Does music really boost your productivity at work or is it actually a distraction?
Managers are often divided about whether employees should be allowed to listen to music as they work. While some offices allow (and some even promote) using music to focus on one’s tasks; others frown upon the activity as a time-waster. Is there a right answer?
I have three playlists that I use most often – instrumental music for when I’m writing; upbeat songs with energizing lyrics for working out; and old classics to play while doing housework. If you are anything like me, you probably have some favorite tracks that help you get through mental blocks and daily routines; or just to make your day more interesting.
But are we helping ourselves or hurting our productivity when we decide to use music to ‘bolster’ our work performance? This has been a long debated question. according to the research, it all seems to depend on the kind of work we do, the type of music we play, and even a little bit on the type of person we are!
Music can help productivity….. sometimes
Back in 1972, researchers Fox and Embrey conducted a series of experiments to see the effect of music, silence, and ambient noise on work performance. They found that when the task is not too complex (or is something that the person does all the time), playing upbeat music can help in increasing efficiency and productivity. Not only that, it also helps improve the overall mood of employees.
Their findings suggests that jobs that can get monotonous would benefit from playing lively music every once in a while. People engaged in boring work – understandably – seem to work better when some music is played as compared with working in silence. And they work even better if this music is lively and fun.
A matter of choice
This impact of lively music is even more pronounced if the workers get to choose the music; or if the music is used to mask harsh ambient noise. A recent study found that when people listened to music that they enjoyed (but did not necessarily love), they were able to work the most efficiently.
On the other hand, they did rather poorly when listening to music that they had strong feelings for – whether it was music that they definitely disliked; or even some that they intensely liked. Such music seems to distract people from their work by triggering an emotional response (of love or of hate).
A noisy office is a distracting place that can drastically reduce efficiency. At such times, listening to music – or to white noise tapes – can help tune out the commotion and increase focus on work. Complex tasks do not necessarily preclude the use of ambient music in the workplace. As Teresa Lesiuk found in her 2005 article, playing music also helps software developers feel happier about their work, and also to work faster and more efficiently.
How does the music help?
Sounds that we find pleasant or enjoyable help develop our mental and physical health. For example, the sound of the ocean or of birds singing is soothing, because these sounds trigger ancient feelings of peace and comfort. Sharp, harsh noises are bad for our work; because they cause distractions, stress, and annoyance. They are also physically bad for us, as they affect our hormones (and can even cause health issues over a long time). In general, music helps when it leads to a positive mood; which in turn motivate us to work better and more efficiently.
Music to work to
So the best music to work to is some that you feel nothing for. It is also music that is comfortable and tuned to your particular needs. Studies find instrumental music to be exceedingly beneficial; while songs that have lyrics are the most distracting. If you want to use music while you work; play music that is just a little above the ambient sounds, so that it drown out the distractions and helps you focus.

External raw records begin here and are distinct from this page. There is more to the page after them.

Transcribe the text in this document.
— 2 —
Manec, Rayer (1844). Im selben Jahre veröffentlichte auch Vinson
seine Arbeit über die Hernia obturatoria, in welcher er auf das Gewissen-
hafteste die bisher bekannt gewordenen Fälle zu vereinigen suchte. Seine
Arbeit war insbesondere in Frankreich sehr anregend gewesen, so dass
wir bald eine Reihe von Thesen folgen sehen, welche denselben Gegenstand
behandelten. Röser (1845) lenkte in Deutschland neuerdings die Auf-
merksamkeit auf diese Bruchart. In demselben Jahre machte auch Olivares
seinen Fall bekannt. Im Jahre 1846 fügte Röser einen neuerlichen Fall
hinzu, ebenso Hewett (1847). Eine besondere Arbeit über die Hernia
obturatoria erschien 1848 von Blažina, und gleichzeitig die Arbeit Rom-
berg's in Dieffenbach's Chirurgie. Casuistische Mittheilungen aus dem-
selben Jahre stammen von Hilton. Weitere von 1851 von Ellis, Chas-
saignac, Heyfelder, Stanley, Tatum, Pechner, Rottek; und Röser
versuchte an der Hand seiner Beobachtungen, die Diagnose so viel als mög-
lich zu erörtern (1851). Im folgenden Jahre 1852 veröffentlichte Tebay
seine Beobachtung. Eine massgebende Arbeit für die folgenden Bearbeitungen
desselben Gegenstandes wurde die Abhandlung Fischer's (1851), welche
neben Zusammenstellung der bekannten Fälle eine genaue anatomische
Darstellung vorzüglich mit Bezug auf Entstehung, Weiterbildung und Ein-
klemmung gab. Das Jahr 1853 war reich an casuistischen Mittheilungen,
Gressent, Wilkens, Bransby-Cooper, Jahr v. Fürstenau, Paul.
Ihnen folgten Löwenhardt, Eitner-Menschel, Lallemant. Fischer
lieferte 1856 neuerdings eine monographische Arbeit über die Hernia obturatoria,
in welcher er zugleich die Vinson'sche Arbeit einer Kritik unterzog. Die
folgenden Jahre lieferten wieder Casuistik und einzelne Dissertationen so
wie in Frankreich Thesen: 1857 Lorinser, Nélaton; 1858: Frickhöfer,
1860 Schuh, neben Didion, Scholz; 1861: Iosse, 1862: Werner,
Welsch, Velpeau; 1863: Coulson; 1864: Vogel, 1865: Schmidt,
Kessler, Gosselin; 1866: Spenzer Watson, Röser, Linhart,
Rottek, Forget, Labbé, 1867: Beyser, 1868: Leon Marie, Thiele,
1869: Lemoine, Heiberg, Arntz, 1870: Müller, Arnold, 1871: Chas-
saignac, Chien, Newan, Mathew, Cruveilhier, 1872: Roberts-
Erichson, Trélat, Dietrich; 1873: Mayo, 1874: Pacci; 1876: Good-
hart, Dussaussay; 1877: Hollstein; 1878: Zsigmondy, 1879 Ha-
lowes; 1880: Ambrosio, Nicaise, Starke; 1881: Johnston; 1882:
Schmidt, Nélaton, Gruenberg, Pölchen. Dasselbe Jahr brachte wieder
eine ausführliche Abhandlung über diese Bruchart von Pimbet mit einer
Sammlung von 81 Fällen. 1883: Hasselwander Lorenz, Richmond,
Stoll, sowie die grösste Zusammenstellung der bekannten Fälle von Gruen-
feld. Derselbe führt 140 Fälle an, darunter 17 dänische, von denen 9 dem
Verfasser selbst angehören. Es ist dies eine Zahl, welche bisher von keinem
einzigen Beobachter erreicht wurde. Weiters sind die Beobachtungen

Another great way to use music to boost productivity is to listen to something you really like before you start working. The positive mood that you will find yourself in after listening to something you enjoy will help jump-start mental activity; and you will start work with higher energy levels.
Not always a good idea!
It’s not all good news for the music listeners though. Other studies have found that when the task involves complex decisions; listening to music could distract us and increase the chances of making mistakes.
It’s also not a great idea to listen to music when trying to learn something new. Music – particularly songs with lyrics – can actively hurt our attempts at learning. The presence of any music can be distracting; but lyrics can actively keep us from what we are trying to learn. To our brain, this situation can feel like having to make sense of two people talking at the same time – which means a loss of focus, mistakes, and needing more time to understand things!
It doesn’t really matter if we like the music that is playing or not – all music is equally distracting during a difficult task. But this effect may be less when the music is so familiar that we don’t really pay attention to it. This may explain why some people can work well to music. They listen to the same music all the time; and with time it becomes a comfortable background against which they can focus fully on new information.
Its also a personality thing!
Who we are also seems to be a deciding factor! A study by Furnham and Bradley showed that our personality type moderates how much the presence of music affects learning. They asked extroverts and introverts to learn different material, some in silence and some while listening to pop music. The researchers found that while music did indeed disrupt learning for all people, introverted learners had more trouble than extroverts. It may be an introvert – who is more sensitive to surrounding sights and sounds – has more trouble tuning out the distracting music.